College of Computer Science and Technology, Harbin Engineering University, Harbin 150001, China.
College of Computer and Control Engineering, Qiqihar University, Qiqihar 161006, China.
Comput Intell Neurosci. 2022 Mar 26;2022:2935975. doi: 10.1155/2022/2935975. eCollection 2022.

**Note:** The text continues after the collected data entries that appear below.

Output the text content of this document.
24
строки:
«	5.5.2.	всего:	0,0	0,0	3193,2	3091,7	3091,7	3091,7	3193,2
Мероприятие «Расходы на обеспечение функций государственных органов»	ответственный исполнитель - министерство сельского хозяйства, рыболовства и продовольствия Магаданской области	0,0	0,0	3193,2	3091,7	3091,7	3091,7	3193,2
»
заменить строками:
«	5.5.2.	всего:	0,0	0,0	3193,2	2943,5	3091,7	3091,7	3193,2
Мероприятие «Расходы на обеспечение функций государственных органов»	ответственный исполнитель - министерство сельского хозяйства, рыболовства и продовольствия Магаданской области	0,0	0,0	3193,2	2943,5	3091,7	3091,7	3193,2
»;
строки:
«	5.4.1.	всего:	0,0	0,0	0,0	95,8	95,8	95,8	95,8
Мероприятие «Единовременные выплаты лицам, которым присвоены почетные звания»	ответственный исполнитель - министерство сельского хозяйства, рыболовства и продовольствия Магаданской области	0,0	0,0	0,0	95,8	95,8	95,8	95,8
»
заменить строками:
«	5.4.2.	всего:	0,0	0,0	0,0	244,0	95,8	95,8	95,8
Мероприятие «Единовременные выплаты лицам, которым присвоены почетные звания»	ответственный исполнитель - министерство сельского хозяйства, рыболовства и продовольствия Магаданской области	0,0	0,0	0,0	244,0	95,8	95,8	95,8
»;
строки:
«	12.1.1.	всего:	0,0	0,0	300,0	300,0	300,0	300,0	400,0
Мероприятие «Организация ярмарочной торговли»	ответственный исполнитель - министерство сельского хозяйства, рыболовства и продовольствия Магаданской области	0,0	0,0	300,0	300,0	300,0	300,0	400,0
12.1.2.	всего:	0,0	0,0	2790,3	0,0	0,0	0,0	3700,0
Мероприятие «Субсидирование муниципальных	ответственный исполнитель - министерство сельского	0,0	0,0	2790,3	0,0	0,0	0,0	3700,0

Support vector machine (SVM) is an efficient classification method in machine learning. The traditional classification model of SVMs may pose a great threat to personal privacy, when sensitive information is included in the training datasets. Principal component analysis (PCA) can project instances into a low-dimensional subspace while capturing the variance of the matrix as much as possible. There are two common algorithms that PCA uses to perform the principal component analysis, eigenvalue decomposition (EVD) and singular value decomposition (SVD). The main advantage of SVD compared with EVD is that it does not need to compute the matrix of covariance. This study presents a new differentially private SVD algorithm (DPSVD) to prevent the privacy leak of SVM classifiers. The DPSVD generates a set of private singular vectors that the projected instances in the singular subspace can be directly used to train SVM while not disclosing privacy of the original instances. After proving that the DPSVD satisfies differential privacy in theory, several experiments were carried out. The experimental results confirm that our method achieved higher accuracy and better stability on different real datasets, compared with other existing private PCA algorithms used to train SVM.
支持向量机(SVM)是机器学习中一种有效的分类方法。当训练数据集中包含敏感信息时,传统的 SVM 分类模型可能会对个人隐私造成极大威胁。主成分分析(PCA)可以将实例投影到低维子空间中,同时尽可能地捕获矩阵的方差。PCA 有两种常用的算法来执行主成分分析,分别是特征值分解(EVD)和奇异值分解(SVD)。与 EVD 相比,SVD 的主要优势在于它不需要计算协方差矩阵。本研究提出了一种新的差分隐私奇异值分解算法(DPSVD),以防止 SVM 分类器的隐私泄露。DPSVD 生成一组私有奇异向量,可直接使用投影到奇异子空间中的实例来训练 SVM,而不会泄露原始实例的隐私。在理论上证明 DPSVD 满足差分隐私之后,进行了几项实验。实验结果证实,与用于训练 SVM 的其他现有私有 PCA 算法相比,我们的方法在不同的真实数据集上实现了更高的准确性和更好的稳定性。